At present, the medical endoscope mainly uses the fixed focus optical system and relies on image processing and other means to scale the image. Due to the large space occupied by traditional mechanical zoom optical system as well as its difficulty in zooming, it has not been applied to medical endoscopes. Based on the concept of bionics, the liquid lens is a small, integrated and self-zooming lens. The electrowetting liquid lens is applied to the design of medical endoscope. Zooming can be realized by adjusting the voltage and the image quality can be guaranteed. Some scholars at home and abroad have studied the optical system of endoscope containing liquid lens, but there are many problems in the existing research contents, such as large distortion and difficulty to guarantee the image quality. In this paper, based on the traditional zoom optical design of medical laparoscope, an autonomous zoom optical system with small distortion and simple structure is designed, which is suitable for medical endoscope.

The electrowetting liquid lens, which depends on voltage to adjust the curvature of the interface, is selected as the core zoom element. The basic parameters of the optical system are determined according to the main technical indexes, the mechanical zoom optical system is designed by optimizing the initial structure of traditional zoom optics, and the initial optical structure of a zoom laparoscope is obtained. The parameters of liquid lens are determined according to the changing range of focal length and the aperture of optical system, and then the liquid lens is designed and simulated by COMSOL. The simulation diagram of liquid lens interface is given when the voltage is 0, 35 and 60 V. The corresponding relationship between voltage variation and liquid level variation is simulated. When the voltage reaches 60 V, the contact angle of the electrowetting liquid lens reaches saturation, and the liquid lens interface no longer changes. MATLAB software is used to simulate the corresponding relationship between voltage and focal length. In the voltage range of 0?30 V, the focal length is positive and shows a slow growth trend; in the voltage range of 30?35 V, the focal length increases rapidly and finally reaches infinity; when the voltage is in the 35?40 V range, the focal length is negative and rapidly decays from infinity; when the voltage is in the 40?60 V range, the focal length slowly decays, and finally the contact angle of the liquid lens reaches saturation, and the focal length of the liquid lens no longer changes. According to the data, the liquid lens is modeled in ZEMAX. The zoom lens group and compensation lens group in the initial structure are replaced with liquid lenses, and the liquid surface is controlled by voltage to achieve the purpose of zooming. ZEMAX is used to optimize the simulation.

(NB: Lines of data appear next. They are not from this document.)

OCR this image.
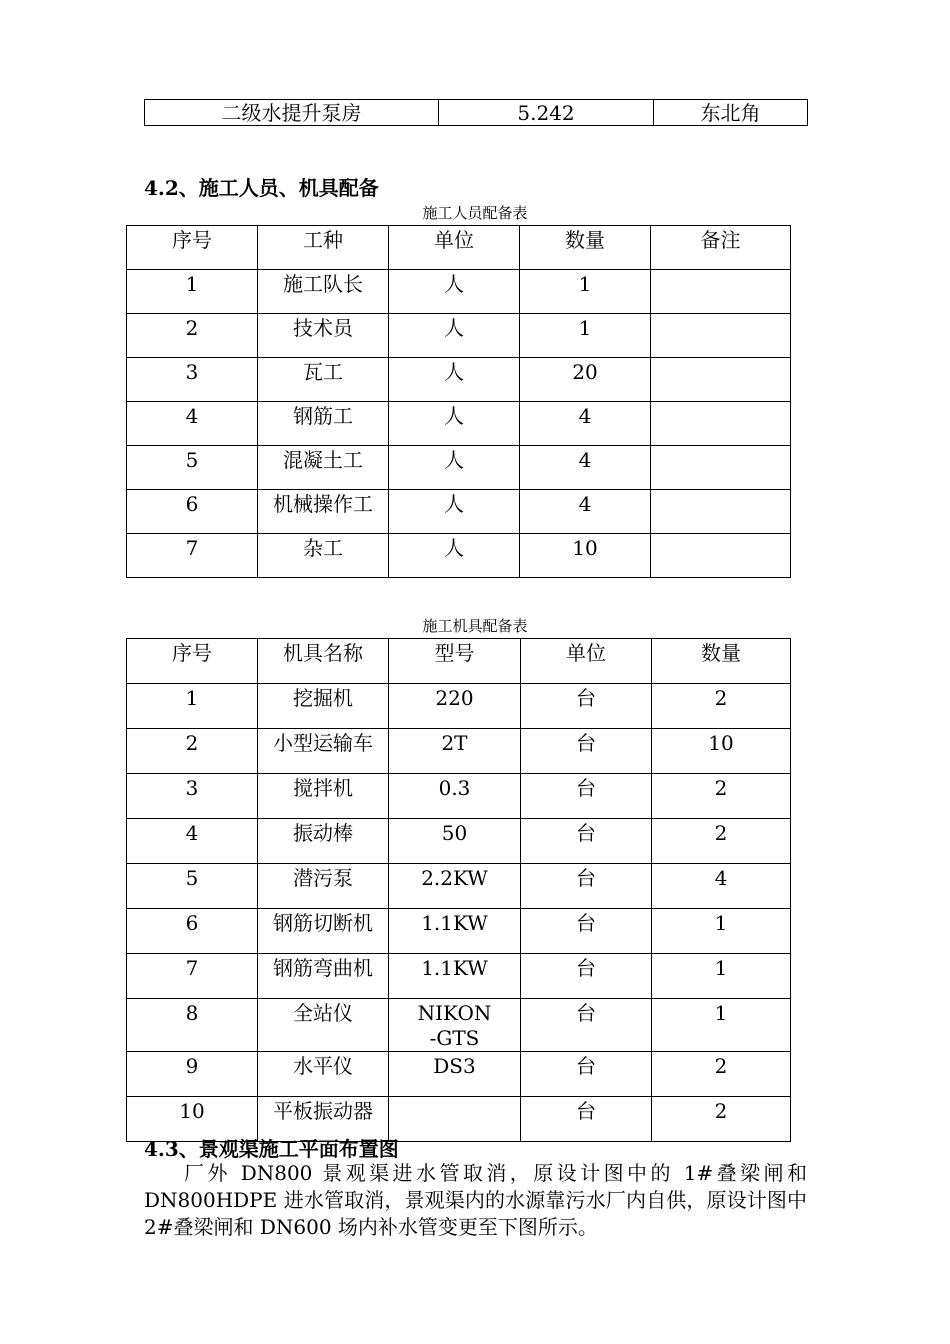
二级水提升泵房	5.242	东北角
4.2、施工人员、机具配备
施工人员配备表
序号	工种	单位	数量	备注
1	施工队长	人	1	
2	技术员	人	1	
3	瓦工	人	20	
4	钢筋工	人	4	
5	混凝土工	人	4	
6	机械操作工	人	4	
7	杂工	人	10	
施工机具配备表
序号	机具名称	型号	单位	数量
1	挖掘机	220	台	2
2	小型运输车	2T	台	10
3	搅拌机	0.3	台	2
4	振动棒	50	台	2
5	潜污泵	2.2KW	台	4
6	钢筋切断机	1.1KW	台	1
7	钢筋弯曲机	1.1KW	台	1
8	全站仪	NIKON-GTS	台	1
9	水平仪	DS3	台	2
10	平板振动器		台	2
4.3、景观渠施工平面布置图
厂外 DN800 景观渠进水管取消，原设计图中的 1#叠梁闸和 DN800HDPE 进水管取消，景观渠内的水源靠污水厂内自供，原设计图中 2#叠梁闸和 DN600 场内补水管变更至下图所示。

After optimization, the liquid lens zoom optical system for laparoscopy is obtained (Fig. 7), in which the system structure diagrams under four different states are given: short focus (5 mm), medium focus (7.2 mm), medium focus (10.4 mm), and long focus (15 mm), respectively. The fourth and eleventh mirrors of the optical system are liquid lenses. In the four configurations, the focal lengths of liquid lens 1 and liquid lens 2 are (-17.89 mm, 20.88 mm), (-48.68 mm, 37.43 mm), (180.73 mm, -631.96 mm), (38.78 mm, -23.31 mm), respectively. Through 19.44?44.23 V voltage regulation, the focal length of 5?15 mm is realized, and the total length of the system is 45 mm (Table 3). Each state of the zoom system obtains the maximum root-mean-square (RMS) radius at the maximum field angle (Table 3), and all of them are smaller than the pixel size 7.4 μm. The optical transfer function curves of different configurations are all close to the diffraction limit curve (Fig. 8). At the Nyquist frequency of 68 lp/mm, the modulation transfer function (MTF) of the optical system in the zoom range is greater than 0.5, which meets the high quality requirements of the optical system of laparoscopy. The distortion value of each state of the zoom system is far less than the required value, and the maximum distortion value is 7.047% (Fig. 9). Compared with the fixed-focus laparoscopic system, the distortion value is far less than the common value of 15%, showing excellent system performance.

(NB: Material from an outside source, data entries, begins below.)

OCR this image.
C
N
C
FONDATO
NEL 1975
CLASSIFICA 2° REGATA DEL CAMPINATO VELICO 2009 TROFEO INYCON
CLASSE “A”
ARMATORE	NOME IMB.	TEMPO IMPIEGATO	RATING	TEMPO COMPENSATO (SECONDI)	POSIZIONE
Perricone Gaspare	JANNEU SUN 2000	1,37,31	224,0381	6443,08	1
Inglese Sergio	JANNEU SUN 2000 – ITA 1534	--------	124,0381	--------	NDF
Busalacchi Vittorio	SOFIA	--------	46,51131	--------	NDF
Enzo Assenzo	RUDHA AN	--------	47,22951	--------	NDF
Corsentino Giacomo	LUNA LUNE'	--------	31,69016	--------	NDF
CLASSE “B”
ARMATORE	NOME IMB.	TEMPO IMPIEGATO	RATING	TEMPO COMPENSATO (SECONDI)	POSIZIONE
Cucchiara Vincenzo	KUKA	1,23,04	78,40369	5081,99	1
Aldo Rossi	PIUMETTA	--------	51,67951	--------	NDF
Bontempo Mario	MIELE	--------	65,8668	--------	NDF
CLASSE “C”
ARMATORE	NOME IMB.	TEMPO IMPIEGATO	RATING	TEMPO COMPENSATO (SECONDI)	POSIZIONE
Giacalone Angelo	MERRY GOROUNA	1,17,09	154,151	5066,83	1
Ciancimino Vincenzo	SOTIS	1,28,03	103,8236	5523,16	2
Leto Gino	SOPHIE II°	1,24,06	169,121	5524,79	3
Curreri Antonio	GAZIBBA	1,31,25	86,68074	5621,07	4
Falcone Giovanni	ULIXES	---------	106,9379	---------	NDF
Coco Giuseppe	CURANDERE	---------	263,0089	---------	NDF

A zoom optical system for laparoscopy is designed with liquid lens as the core component, and the relationship between zoom range and control voltage is designed and simulated. Aberration analysis of the design results shows that the MTF of the four configurations is greater than 0.5 at the Nyquist frequency of 68 lp/mm, and the maximum distortion is 7.047%. The imaging quality can meet the requirements of laparoscopic optical system. In the process of focal length change, the position of the image plane is always unchanged, and the zooming can be realized by adjusting the voltage without mechanical structure. The results show that it is feasible to use liquid lens to realize the design of laparoscopic zoom optical system. It has a broad application prospect in reducing the overall size, realizing convenient operation and improving the image quality of laparoscopy.